Getting the information you need
As an advanced SEO you are no doubt aware that in order to test many ideas, theories and routines, you need to create custom tools and scripts that automate most of the work for you. The most crucial information resides in the search engines space, and gaining access to it is critical.
There are two ways to do it. You can scrape their results or you can access them from their sanctioned APIs. Scraping has many disadvantages, including:
Your code breaks every time the search engine makes a change to the results page, and your regular expressions need to be adapted.
You are breaching the search engine’s terms of service, something they are not happy about.
You are exposed to getting your IP(s) banned. (Alternatively, you could lease proxy servers to access multiple IPs.)
On the other hand, accessing an API doesn't carry with it those negatives. At the moment, the only drawbacks I see are the usage limits and the fact that sometimes the results are not totally accurate.
Yahoo and Microsoft still support their search APIs, and they limit the tokens by requesting IP. I was one of the lucky ones to get a Google SOAP API before they closed it, but it is only useful for my own internal purposes as nobody can get new developer tokens. For example, I can give out a single Yahoo and Microsoft API token to anyone using my software and they will be limited by their IP. But if I give out my Google token to a lot of folks, the token limit will be shared among everybody that uses it.

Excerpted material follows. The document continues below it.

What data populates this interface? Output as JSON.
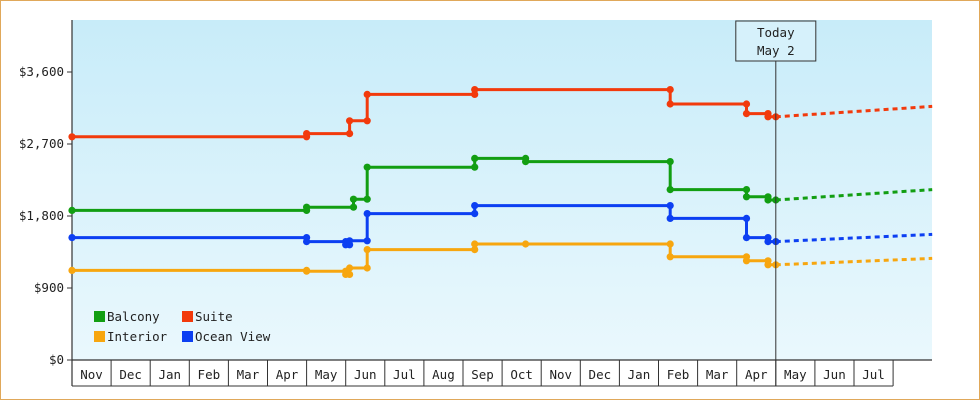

What about Google AJAX API?
After Google was heavily criticized for taking away such a useful tool from the developer community, they responded with a replacement: the Google AJAX API. Unfortunately, that API is far more limited than the previous one was. While I agree that the SOAP, which supposedly stands for Simple Object Access Protocol, is definitely not simple, it did provide far more flexibility.
If your only concern is to display some search results from your website, the Google Custom Search Engine (CSE) does an excellent job. Why release an AJAX API that developers were not asking for?
Is the new Search API any good?
However, the limits on how the API can be used may be a problem. From the documentation:
Requests to the service MUST be throttled … A time period of at least one second must be allowed between requests.
This makes some interesting types of research impossible using this API, anything that would need to fire off multiple queries quickly.
For example, let's say I am working on a technique for query expansion, so I want results not only for the search given, but also for tens of other related searchers, which I will then combine. With a one second delay between queries, my research prototype will take tens of seconds to respond, making it no longer interactive.
Nor can I try out some natural language analysis for question answering where I first get the results for the search given, then look at the results, then fire off dozens of additional queries to learn more about what I found in those results.
I cannot even do something that attempts to use conditional probabilities of finding two words together versus finding them apart on the Web as part of the analysis, since each of those requires two queries to the search engine and many of them might be required.
Other researchers point out alternative approaches in the comments. The whole post is definitely an interesting read and I highly recommend it.
At the moment the new API is not available to SEOs, unless you are currently studying Information Retrieval at university. It will be very interesting and beneficial to see Google release a commercial API, similar to the Google Adwords API or Amazon's Search API.
What do you think? Would you be willing to pay for such a service?